Britain's banks have reported a big drop-off in remortgaging activity as expectations of interest rate rises begin to fade.
The British Bankers' Association (BBA), whose members account for two-thirds of all UK mortgage lending, said its figure of 21,519 approvals for remortgages in May was well down on the average of 24,571 for the previous six months.
House purchase approvals were slightly higher than in April at 30,509 but 15% lower than a year ago. The average value of £147,700 was 1.9% lower on May 2010.
Many homeowners were prompted to seek fixed-rate mortgages earlier this year amid expectations of an imminent hike in the Bank of England's base rate from a record low of 0.5%. Recent economic uncertainty now means many economists are not expecting rates to rise until next spring.

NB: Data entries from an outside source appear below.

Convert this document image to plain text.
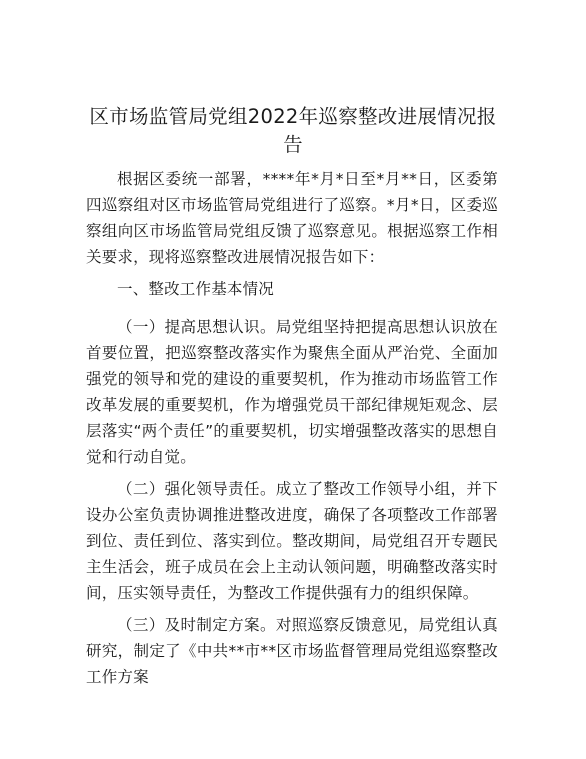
区市场监管局党组2022年巡察整改进展情况报告

根据区委统一部署，****年*月*日至*月**日，区委第四巡察组对区市场监管局党组进行了巡察。*月*日，区委巡察组向区市场监管局党组反馈了巡察意见。根据巡察工作相关要求，现将巡察整改进展情况报告如下：

一、整改工作基本情况

（一）提高思想认识。局党组坚持把提高思想认识放在首要位置，把巡察整改落实作为聚焦全面从严治党、全面加强党的领导和党的建设的重要契机，作为推动市场监管工作改革发展的重要契机，作为增强党员干部纪律规矩观念、层层落实“两个责任”的重要契机，切实增强整改落实的思想自觉和行动自觉。

（二）强化领导责任。成立了整改工作领导小组，并下设办公室负责协调推进整改进度，确保了各项整改工作部署到位、责任到位、落实到位。整改期间，局党组召开专题民主生活会，班子成员在会上主动认领问题，明确整改落实时间，压实领导责任，为整改工作提供强有力的组织保障。

（三）及时制定方案。对照巡察反馈意见，局党组认真研究，制定了《中共**市**区市场监督管理局党组巡察整改工作方案
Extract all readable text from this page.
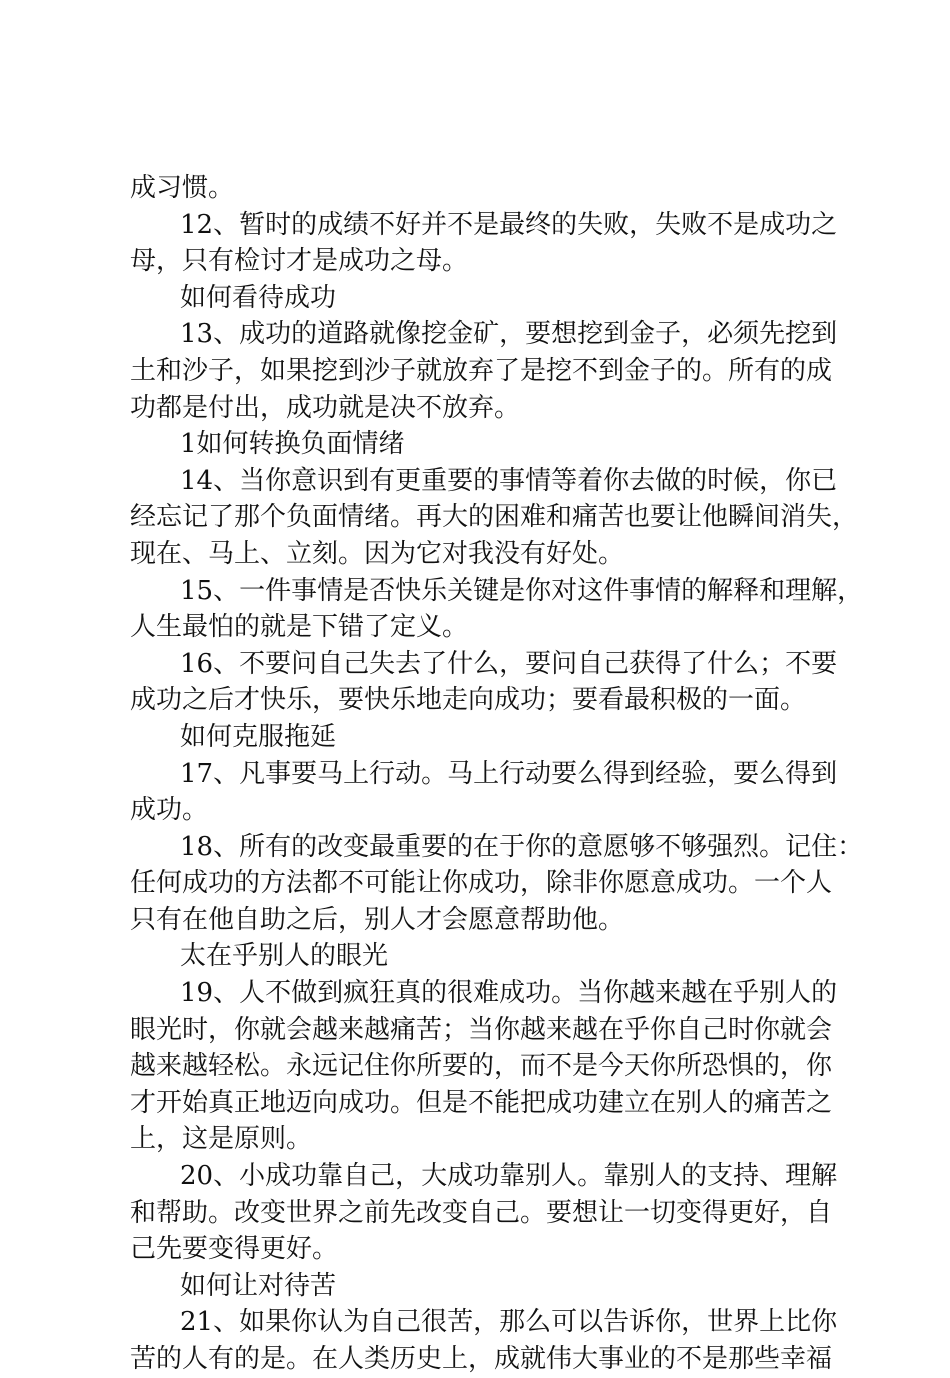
成习惯。
12、暂时的成绩不好并不是最终的失败，失败不是成功之
母，只有检讨才是成功之母。
如何看待成功
13、成功的道路就像挖金矿，要想挖到金子，必须先挖到
土和沙子，如果挖到沙子就放弃了是挖不到金子的。所有的成
功都是付出，成功就是决不放弃。
1如何转换负面情绪
14、当你意识到有更重要的事情等着你去做的时候，你已
经忘记了那个负面情绪。再大的困难和痛苦也要让他瞬间消失，
现在、马上、立刻。因为它对我没有好处。
15、一件事情是否快乐关键是你对这件事情的解释和理解，
人生最怕的就是下错了定义。
16、不要问自己失去了什么，要问自己获得了什么；不要
成功之后才快乐，要快乐地走向成功；要看最积极的一面。
如何克服拖延
17、凡事要马上行动。马上行动要么得到经验，要么得到
成功。
18、所有的改变最重要的在于你的意愿够不够强烈。记住：
任何成功的方法都不可能让你成功，除非你愿意成功。一个人
只有在他自助之后，别人才会愿意帮助他。
太在乎别人的眼光
19、人不做到疯狂真的很难成功。当你越来越在乎别人的
眼光时，你就会越来越痛苦；当你越来越在乎你自己时你就会
越来越轻松。永远记住你所要的，而不是今天你所恐惧的，你
才开始真正地迈向成功。但是不能把成功建立在别人的痛苦之
上，这是原则。
20、小成功靠自己，大成功靠别人。靠别人的支持、理解
和帮助。改变世界之前先改变自己。要想让一切变得更好，自
己先要变得更好。
如何让对待苦
21、如果你认为自己很苦，那么可以告诉你，世界上比你
苦的人有的是。在人类历史上，成就伟大事业的不是那些幸福
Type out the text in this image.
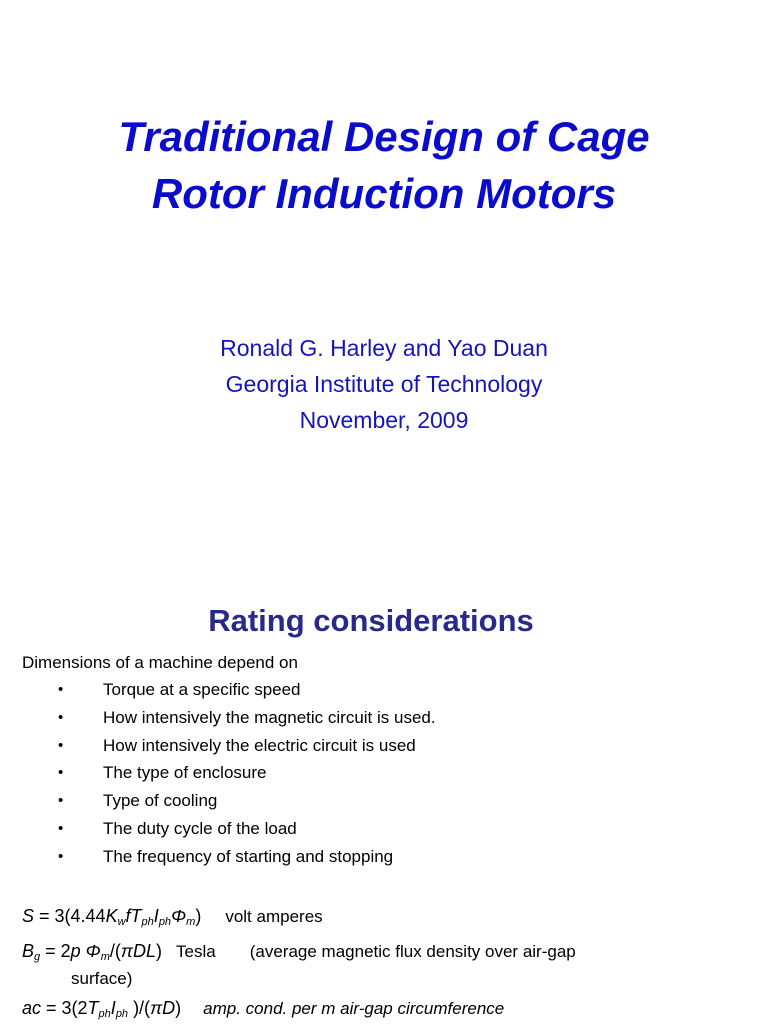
Traditional Design of Cage
Rotor Induction Motors
Ronald G. Harley and Yao Duan
Georgia Institute of Technology
November, 2009
Rating considerations
Dimensions of a machine depend on
• Torque at a specific speed
• How intensively the magnetic circuit is used.
• How intensively the electric circuit is used
• The type of enclosure
• Type of cooling
• The duty cycle of the load
• The frequency of starting and stopping
$S = 3(4.44K_wfT_{ph}I_{ph}\Phi_m)$  volt amperes
$B_g = 2p$ $\Phi_m/(\pi DL)$  Tesla (average magnetic flux density over air-gap
surface)
ac = $3(2T_{ph}I_{ph}$ )/(πD)  amp. cond. per m air-gap circumference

The BBA said gross mortgage lending was largely stable but, with homeowners stepping up repayments amid the low interest rate environment, net mortgage lending increased by just £1.2 billion in May.
Demand for loans and unsecured borrowing has remained weak, with repayments continuing to outweigh new lending, while the squeeze on household finances meant deposits and savings rose by just £100 million, compared with £800 million in April and the average of £1.9 billion over the previous six months.
BBA statistics director David Dooks said: "Consumer spending was flat in May after the boost Easter and the royal wedding provided in April. Money is still tight and people continue to pay off debt rather than save or borrow."